What Do You Know About The Separation of State and Church?

The Freedom From Religion Foundation has a quiz to test your understanding of religion and politics in American history. I got 19 out of 21. How'd you do?

More like this

Wow, that was hard. 19 out of 21 also, but I would have got 20 if I had actually READ one of the other two questions properly.

By speedwell (not verified) on 23 Nov 2009 #permalink

Sadly only 16 out of 21

By Eric Juve (not verified) on 23 Nov 2009 #permalink

Which ones threw you? I didn't know one of the groups that challenged prayer in school and the one American colony that actually allowed religious freedom. That was fascinating, I'd like to learn more about that.

19.
I missed the "Lemon" question and did not notice the "Act of Congress" phrase on the currency question.

"The Godless Constitution" book provided a lot of my knowledge.

By kittywhumpus (not verified) on 23 Nov 2009 #permalink

16. But, I got all the Constitutional and legal questions, just missed some of the who said what history bits. Since I also missed US history schooling, being an expat Brit, I can live with that. e.g. I see no real difference between Jerry Fallwell and Pat Robertson.

By Gray Gaffer (not verified) on 23 Nov 2009 #permalink

I got 18 and I'm not even American.

17 out of 21, fluffed some history sad to say.

21 out of 21!!!!! I need to find a day job.

19 out of 21. I missed the answers to the questions about prayers at football games and school prayer in Wisconsin.

I got 17 out of 21. I blew it on the questions as follows:

Separation of church and state, I said France, survey said U.S. Ah well.

The "In God We Trust" I confused with the pledge. Ooops.

The 1890 Bible reading - I said Lutheran, but it was Catholics

And I wasn't up on the 2000 ruling about football prayers.
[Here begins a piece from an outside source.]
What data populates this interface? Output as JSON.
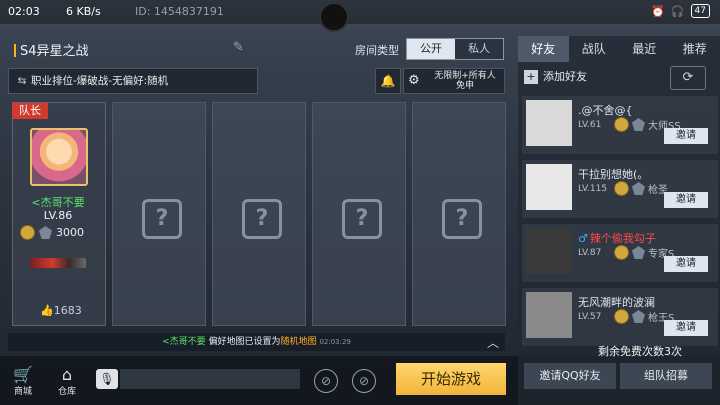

Ah well.

Sadly, 17, and that was with some lucky guesses!

By Sweetwater Tom (not verified) on 23 Nov 2009 #permalink

19/21, but I wanna argue with somebody about one of my alleged "wrongs"!!1!

By Pierce R. Butler (not verified) on 23 Nov 2009 #permalink

17/21, and I'm Canadian. I learned a lot from following these blogs.

19 out of 21 for me. I got the settlement allowing religious freedom wrong (I said Virginia because of Jefferson's Virginia Statute for Religious Freedom, I guess they said early settlements and the statute was not put into law until 1779), and I guessed Falwell for the one about secular schools.

I also got 18/21, but my excuse is that I'm not an American ;)

19
Missed the Catholic prayer complaint and when Xmas was made a federal holiday.
Just think like a fundangelical wingnut and pick a different answer.

By natural cynic (not verified) on 23 Nov 2009 #permalink

18. Forgot the Lemon fork has three prongs.

17/20. I overestimated the early colonies religious tolerance.

My excuse is that I'm an Australian living in Netherlands!

By Ashley Moore (not verified) on 23 Nov 2009 #permalink

15. Not bad for a Swede, though, and I guess much of it comes from reading blogs like this one. I didn't know which settlements had religious freedom and I missed some of the who said what/who challenged what questions (although i guessed that a lawsuit by an atheist/agnostic would probably fail).

Another 19 out of 21.

Bet believers score lower than non-believers,

Another 19 of 21; I missed the Catholic objection to the Protestant Bible readings, and I can't tell the difference between Pat Robertson and Adolf Hitler.

I call foul on claiming that Unitarians weren't Christians -- and I'd need convincing for the Deists too.

(Although some Unitarians of that time considered themselves "Christians," they rejected the Trinity and other doctrines that most Christians today consider essential.)

Yeah, but they didn't reject the divinity of Jesus. Did any of them reject the label "Christian"?